L'esperimento era volto a mettere in guardia le autorità Usa circa i
pericoli che minacciano i delicati sistemi spaziali.
Centrare un satellite nel firmamento non è facile, ma con radar a
grande portata lo si può "agganciare" e seguire per un ampio
tratto di orbita. Proprio nell'ottobre 1997, il generale cinese Ge
Hunbiao si accordava col governo di Kiribati perché un'area dell'atollo
di Tarawa fosse concessa ai militari di Pechino per costruirvi una base
radar di controllo satellitare. Lo Stato di Kiribati comprende
l'arcipelago delle ex-Isole Gilbert, in pieno Oceano Pacifico. Tarawa è
a cavallo dell'Equatore. In termini astronautici, una posizione ideale
per tenere sotto controllo le più ampie porzioni di orbite satellitari.
Scopo ufficiale della base, denominata "China Space Tarawa Tracking
and Control Station" è quello di assistere il programma spaziale
cinese.
Dichiarata operativa nel gennaio 1999, la stazione è sempre stata
off-limits, salvo una fuggevole visita effettuata quell'anno dal
giornalista Michael Field. Egli poté vedere da lontano alcuni capannoni
e due grandi parabole radar puntate verso Nord. Da più parti sono
germogliati i sospetti.
Tanto per cominciare lo stesso governo di Kiribati si è dimostrato
reticente con i partiti di opposizione, che chiedevano chiarimenti sulla
base cinese. Il presidente Teburoro Tito è stato persino accusato di
aver ricevuto bustarelle dall'ambasciatore cinese.
OCCHI
VERSO IL COSMO
Con quei radar, le forze di Pechino possono seguire le traiettorie
della maggior parte dei satelliti stranieri. Inoltre Tarawa è a circa
1000 km a Sud-Est di Kwajalein, l'isola delle Marshall da cui gli
americani provano i missili intercettori che formeranno lo scudo. In
aggiunta al controllo satellitare, i cinesi possono quindi approfittare
dell'occasione per spiare l'andamento dei collaudi. La base è
considerata di vitale importanza, tanto che nel febbraio 2002 la Cina ha
ottenuto dal governo di Kiribati l'estensione fino al 2017 dei permessi.

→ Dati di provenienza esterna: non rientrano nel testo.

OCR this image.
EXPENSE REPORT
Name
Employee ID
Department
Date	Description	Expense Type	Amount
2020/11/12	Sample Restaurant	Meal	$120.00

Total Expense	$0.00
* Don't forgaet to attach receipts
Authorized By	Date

Un'iniziativa analoga è stata portata avanti in Namibia, dove da due
anni c'è un'altra base radar.
"LABIRINTO
CHE UCCIDE"
Sotto il termine "shashoujian", cioè "labirinto che
uccide", l'Esercito Cinese comprende quei programmi volti a colmare
lo svantaggio tecnologico con gli Usa. Bombe a impulso elettromagnetico,
cannoni elettrici e, per l'appunto, armi laser. Per ora, gli unici laser
offensivi cinesi di cui si abbia ampia documentazione sono i piccoli
sistemi portatili per le truppe di terra, come lo ZM-87, venduto
all'estero. Si pensa che sia stato con un apparato del genere che i
Nordcoreani abbiano accecato lo scorso marzo l'equipaggio di un
elicottero Apache che si era avvicinato troppo al 38° parallelo.
Dei
laser più potenti poco trapela dal Paese comunista, dove l'interesse
per questa tecnologia ha radici trentennali. Pare che già nel 1970 lo
stesso Mao avesse promosso un certo "Progetto 640/3". Dal 2001
sarebbe in corso un nuovo ciclo di test con laser ad alta energia.